3 ways to use content marketing

From my experience, there seem to be three main ways to use c ontent marketing for your business. I offer the same piece of advice to pretty much everyone I talk to about content marketing, which is: work out why you're using content marketing and what your goals are. Then you can choose the method that suits you best.

If you don't know why you're doing something, you can't measure whether it's working or not.

Method one: driving traffic

Driving traffic is the most broad of these three methods. Using content marketing to drive traffic would force you to focus on things like click-worthy headlines, trending or popular topics, having your articles republished or guest posting to get links back to your blog and making your articles easy to share.

Each method of content marketing will force you to focus on different areas, which is why I advocate knowing which method you're using. You don't want to realise after months of hard work that you've been focusing on the wrong things.

Because driving traffic is such a broad method, it means that you're going after eyeballs on your content—any eyeballs. You'll focus a lot less on reaching the "right" people, and just go after anyone who will click. In the past this method has often seen me trying to push a blog post on Hacker News because that's where the traffic is, regardless of whether the topic was appropriate or not.

It's not necessarily a bad method, though. It's a bit like throwing everything at the wall and seeing what sticks; the more traffic you can get to your blog, the more people you'll find who love what you do and want more of it.

One thing to keep in mind about this method is that traffic will often spike due to unknown causes or uncontrollable reasons. For instance, maybe a high-profile blogger links to one of your articles, or you get something republished on a popular blog with lots of traffic. Or sometimes it's just that a post you write will go nuts on your own blog—everyone will be scrambling to read it while the similar post you wrote last week withers away in your archives. It's just the way of content marketing that you'll see spikes of traffic sometimes which are impossible to systematically replicate.

Because of that, I like to focus on baseline traffic as a measurable goal. If your average traffic has been increasing month over month for the past year, you're probably doing something right. When you look at those numbers, it won't matter that you had a week where your traffic dipped, or a particularly huge day three months ago.

Method two: building familiarity and trust

This method is inspired by Rand Fishkin from Moz. Rand put together a slide deck years ago that explained how to use content marketing and I've been leaning on it heavily ever since I came across it.

Rand argues against using content to directly gain leads or conversions, and instead focus on building familiarity, likeability and trust with your audience. He also points out that this is a broad content strategy. When you're building a rapport with your audience, you can create content that's not only relevant to current or potential customers, but to anyone who knows them. An introduction to your content by a trusted friend is surely a quality lead to what may become a strong relationship in time.

Relationships are a lot harder to quantify than clicks or signups.

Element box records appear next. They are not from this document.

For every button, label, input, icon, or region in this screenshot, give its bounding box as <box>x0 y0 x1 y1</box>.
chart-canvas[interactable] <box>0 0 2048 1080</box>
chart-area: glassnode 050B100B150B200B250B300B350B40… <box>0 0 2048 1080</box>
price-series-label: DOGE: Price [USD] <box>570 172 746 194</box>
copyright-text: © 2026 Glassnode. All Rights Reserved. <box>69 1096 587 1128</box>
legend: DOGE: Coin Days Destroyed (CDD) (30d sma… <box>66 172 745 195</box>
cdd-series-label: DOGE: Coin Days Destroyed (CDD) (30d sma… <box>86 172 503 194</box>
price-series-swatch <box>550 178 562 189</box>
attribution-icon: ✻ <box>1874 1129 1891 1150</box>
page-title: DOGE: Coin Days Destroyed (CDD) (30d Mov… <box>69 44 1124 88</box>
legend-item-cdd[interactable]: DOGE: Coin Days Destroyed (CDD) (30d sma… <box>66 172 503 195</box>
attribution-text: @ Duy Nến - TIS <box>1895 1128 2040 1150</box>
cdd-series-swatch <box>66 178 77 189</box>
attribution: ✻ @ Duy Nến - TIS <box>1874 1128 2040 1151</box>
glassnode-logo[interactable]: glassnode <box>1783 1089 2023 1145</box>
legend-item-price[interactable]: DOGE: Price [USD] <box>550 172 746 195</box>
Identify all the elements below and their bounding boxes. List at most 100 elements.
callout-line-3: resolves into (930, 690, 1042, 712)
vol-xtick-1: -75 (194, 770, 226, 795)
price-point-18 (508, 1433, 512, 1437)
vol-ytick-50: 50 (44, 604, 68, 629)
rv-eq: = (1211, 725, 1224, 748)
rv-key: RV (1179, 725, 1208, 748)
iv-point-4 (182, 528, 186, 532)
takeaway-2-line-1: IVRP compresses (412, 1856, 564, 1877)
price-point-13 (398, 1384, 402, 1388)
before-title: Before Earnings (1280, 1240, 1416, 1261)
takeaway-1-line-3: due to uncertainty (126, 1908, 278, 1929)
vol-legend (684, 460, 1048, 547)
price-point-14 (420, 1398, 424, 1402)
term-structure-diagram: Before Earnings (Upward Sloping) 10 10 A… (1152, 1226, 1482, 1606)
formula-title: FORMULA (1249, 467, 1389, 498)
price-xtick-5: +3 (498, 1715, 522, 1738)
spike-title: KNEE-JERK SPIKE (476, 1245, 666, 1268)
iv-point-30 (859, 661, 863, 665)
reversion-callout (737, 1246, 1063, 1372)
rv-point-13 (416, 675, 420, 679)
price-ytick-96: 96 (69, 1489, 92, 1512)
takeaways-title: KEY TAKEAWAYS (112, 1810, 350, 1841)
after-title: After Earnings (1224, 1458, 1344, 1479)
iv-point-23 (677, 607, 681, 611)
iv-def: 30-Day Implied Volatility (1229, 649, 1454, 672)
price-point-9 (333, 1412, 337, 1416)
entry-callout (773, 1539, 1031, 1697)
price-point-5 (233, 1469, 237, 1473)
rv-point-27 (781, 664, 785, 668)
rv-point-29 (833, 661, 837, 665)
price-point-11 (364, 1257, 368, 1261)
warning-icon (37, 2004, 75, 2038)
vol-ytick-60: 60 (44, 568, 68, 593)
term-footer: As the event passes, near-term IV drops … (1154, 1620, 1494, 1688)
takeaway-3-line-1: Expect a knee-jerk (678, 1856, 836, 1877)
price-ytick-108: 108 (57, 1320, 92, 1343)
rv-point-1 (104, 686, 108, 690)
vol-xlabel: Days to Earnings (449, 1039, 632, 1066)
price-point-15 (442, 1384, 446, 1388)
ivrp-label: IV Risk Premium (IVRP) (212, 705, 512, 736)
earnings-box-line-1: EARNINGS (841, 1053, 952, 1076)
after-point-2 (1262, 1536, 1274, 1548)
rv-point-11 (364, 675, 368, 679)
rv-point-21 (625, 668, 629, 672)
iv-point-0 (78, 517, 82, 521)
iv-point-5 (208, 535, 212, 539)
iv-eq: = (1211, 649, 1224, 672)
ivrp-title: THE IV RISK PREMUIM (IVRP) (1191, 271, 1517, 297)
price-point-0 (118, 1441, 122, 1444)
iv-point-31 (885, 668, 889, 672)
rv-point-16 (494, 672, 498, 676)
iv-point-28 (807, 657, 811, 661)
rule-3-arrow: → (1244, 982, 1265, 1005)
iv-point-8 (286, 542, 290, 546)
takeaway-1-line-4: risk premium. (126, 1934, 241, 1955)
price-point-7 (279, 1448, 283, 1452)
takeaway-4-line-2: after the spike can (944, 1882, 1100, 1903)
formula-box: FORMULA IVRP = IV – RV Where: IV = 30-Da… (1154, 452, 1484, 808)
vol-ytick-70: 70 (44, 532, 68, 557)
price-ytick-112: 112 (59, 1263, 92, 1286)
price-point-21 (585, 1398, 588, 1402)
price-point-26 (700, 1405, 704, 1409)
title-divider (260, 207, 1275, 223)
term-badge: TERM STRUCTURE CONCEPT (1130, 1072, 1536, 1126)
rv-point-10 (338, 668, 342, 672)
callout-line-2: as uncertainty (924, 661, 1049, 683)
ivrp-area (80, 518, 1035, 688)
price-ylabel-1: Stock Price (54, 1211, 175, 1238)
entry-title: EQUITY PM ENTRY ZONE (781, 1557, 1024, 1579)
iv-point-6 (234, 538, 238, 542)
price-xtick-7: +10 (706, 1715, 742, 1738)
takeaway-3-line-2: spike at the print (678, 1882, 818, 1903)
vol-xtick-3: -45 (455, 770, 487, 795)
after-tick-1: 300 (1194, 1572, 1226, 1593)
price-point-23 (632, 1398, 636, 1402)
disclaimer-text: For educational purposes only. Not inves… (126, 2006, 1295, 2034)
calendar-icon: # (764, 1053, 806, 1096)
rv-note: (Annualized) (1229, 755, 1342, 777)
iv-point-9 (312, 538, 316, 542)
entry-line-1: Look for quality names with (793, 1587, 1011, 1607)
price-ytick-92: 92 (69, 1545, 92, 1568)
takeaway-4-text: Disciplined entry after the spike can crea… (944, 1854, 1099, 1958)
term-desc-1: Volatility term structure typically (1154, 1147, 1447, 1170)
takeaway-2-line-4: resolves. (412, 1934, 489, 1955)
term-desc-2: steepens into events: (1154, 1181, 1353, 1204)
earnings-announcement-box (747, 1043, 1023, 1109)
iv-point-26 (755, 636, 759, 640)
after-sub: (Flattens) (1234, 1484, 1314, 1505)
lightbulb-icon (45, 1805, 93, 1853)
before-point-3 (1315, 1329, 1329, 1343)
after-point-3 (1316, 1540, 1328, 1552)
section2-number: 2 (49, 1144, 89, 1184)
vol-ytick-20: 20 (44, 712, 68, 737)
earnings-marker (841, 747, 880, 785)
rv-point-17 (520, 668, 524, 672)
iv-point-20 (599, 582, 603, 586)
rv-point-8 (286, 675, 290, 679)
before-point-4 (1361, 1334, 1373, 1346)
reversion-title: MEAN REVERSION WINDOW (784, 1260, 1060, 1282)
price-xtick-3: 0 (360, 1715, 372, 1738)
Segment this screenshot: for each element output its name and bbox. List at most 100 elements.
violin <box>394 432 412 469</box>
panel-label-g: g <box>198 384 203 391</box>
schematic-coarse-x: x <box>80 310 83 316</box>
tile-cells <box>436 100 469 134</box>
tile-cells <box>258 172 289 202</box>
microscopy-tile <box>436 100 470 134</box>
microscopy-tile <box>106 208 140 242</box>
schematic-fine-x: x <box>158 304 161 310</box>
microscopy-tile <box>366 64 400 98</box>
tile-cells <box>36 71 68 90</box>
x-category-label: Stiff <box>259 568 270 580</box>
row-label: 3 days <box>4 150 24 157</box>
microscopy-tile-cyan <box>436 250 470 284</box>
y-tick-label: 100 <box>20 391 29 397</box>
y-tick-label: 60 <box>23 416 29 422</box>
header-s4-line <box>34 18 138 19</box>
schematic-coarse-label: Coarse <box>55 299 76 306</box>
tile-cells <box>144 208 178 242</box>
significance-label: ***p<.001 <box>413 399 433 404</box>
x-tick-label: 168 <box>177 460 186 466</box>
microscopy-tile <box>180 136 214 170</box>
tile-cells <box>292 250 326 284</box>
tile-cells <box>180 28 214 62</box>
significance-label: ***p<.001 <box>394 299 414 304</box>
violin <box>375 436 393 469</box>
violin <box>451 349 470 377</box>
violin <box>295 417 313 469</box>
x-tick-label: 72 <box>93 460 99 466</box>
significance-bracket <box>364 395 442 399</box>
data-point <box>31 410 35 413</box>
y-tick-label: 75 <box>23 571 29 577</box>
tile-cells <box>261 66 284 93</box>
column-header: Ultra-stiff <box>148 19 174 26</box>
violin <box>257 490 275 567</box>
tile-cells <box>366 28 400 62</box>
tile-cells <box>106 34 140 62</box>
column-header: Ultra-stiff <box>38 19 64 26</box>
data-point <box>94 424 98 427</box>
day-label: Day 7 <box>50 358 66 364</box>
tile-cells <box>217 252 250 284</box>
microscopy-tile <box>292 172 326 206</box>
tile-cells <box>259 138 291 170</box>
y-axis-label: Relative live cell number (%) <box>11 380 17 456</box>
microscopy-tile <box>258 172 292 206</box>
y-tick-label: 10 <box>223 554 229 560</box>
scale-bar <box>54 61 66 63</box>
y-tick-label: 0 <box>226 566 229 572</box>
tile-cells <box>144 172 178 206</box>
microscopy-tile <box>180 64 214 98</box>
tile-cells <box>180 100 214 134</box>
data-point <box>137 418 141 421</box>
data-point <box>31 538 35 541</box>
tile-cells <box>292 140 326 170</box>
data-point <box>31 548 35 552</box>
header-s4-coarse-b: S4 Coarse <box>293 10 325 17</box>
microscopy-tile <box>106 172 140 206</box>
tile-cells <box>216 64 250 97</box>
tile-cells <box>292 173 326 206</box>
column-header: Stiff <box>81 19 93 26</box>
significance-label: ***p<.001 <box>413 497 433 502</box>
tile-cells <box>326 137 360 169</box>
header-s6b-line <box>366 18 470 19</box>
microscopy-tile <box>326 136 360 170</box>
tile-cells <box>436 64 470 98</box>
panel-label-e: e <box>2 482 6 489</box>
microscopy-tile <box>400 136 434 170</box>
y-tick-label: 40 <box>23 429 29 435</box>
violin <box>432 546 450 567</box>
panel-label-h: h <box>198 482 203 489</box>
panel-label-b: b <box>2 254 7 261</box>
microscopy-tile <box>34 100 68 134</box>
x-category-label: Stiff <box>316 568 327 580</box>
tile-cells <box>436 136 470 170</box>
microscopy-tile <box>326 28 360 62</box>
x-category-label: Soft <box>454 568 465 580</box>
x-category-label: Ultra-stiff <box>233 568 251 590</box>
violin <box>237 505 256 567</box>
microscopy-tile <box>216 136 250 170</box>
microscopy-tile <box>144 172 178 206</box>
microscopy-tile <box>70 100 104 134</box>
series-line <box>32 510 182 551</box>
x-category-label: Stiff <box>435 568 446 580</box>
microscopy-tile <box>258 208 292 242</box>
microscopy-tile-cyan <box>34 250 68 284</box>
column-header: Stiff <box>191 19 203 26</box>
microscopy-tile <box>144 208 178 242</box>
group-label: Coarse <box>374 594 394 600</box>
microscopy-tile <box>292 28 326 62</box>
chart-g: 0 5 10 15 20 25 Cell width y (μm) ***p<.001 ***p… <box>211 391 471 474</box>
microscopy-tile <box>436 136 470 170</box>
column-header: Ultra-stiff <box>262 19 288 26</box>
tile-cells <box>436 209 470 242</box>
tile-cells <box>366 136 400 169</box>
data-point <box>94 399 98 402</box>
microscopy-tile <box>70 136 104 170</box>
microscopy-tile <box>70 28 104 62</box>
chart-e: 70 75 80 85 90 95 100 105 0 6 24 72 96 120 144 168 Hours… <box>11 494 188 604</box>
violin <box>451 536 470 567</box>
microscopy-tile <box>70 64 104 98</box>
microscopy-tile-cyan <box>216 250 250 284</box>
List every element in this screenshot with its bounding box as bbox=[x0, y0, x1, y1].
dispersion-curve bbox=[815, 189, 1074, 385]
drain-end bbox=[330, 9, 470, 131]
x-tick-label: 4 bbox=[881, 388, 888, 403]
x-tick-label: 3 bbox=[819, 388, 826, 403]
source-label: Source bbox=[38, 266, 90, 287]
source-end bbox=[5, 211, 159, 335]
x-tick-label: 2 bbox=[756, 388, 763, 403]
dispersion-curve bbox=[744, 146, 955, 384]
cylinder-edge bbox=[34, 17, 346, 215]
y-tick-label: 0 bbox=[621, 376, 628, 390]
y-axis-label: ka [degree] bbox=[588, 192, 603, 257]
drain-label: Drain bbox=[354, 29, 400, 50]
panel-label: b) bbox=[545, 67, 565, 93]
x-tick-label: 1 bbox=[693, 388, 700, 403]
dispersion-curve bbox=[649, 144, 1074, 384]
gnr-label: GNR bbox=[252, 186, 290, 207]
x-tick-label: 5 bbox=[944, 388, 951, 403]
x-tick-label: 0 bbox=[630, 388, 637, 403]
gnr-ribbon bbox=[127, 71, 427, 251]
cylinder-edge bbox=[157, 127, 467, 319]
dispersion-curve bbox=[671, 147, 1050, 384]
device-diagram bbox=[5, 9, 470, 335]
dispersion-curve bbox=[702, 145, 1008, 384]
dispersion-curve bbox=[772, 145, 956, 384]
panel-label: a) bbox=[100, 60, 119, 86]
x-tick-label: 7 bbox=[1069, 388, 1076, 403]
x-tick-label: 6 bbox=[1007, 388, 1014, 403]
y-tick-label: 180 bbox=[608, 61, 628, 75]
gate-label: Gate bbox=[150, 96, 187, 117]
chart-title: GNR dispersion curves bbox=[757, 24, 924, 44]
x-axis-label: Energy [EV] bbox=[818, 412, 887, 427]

The intangibility of content marketing results is often a turnoff, but there are a few things you can look at to see whether this method is working. Return visitors, followers on social media and mentions of your brand on blogs, social media posts and forums all point to a strong community that feels engaged with you.

If this is your aim with content marketing, you'll focus less on "any content people will click on" and more on content that is useful, credible, high-quality and unique. When most people start out with content marketing, they don't have many resources to work with. This often leads to a choice between creating high-quality content less often or maintaining a very regular publishing schedule of lower-quality content. If you're building a relationship with your audience, trust is paramount. Putting out exceptional work less often than you'd like is the compromise I'd suggest, versus losing (or never gaining in the first place) your readers' trust by producing mediocre content they don't care about.

Method three: driving conversions

The most specific of these three methods is to drive conversions. The goal in this case is generally to get readers to sign up for something: your product, your mailing list or buying a book or other secondary product. Just like you would with a landing page, this method calls for optimising the flow from entrance to signup (or purchase).

Of all three methods this is my least favourite, and the one I'd be least likely to recommend using content marketing for. Conversions are a short-term, optimisation area of marketing, whereas content marketing is a long game that draws customers in slowly.

This doesn't mean you can't use content for conversions, though. It just means your focus will be a lot smaller. You'll be writing specifically for current and potential customers so your topic pool will be smaller, your social outreach will be more targeted and you'll spend a lot of time focusing on how well your content converts, and editing things like your blog layout and calls-to-action about your product. This is kind of like the advertorial of content marketing: it's ostensibly content, but you care more about sales than writing a good post.

Choosing your own method

You may use a mixture of these methods, but knowing which one is your main goal can help you focus and make decisions about your content strategy. It also makes it easier to choose which metrics to focus on so you can measure your progress.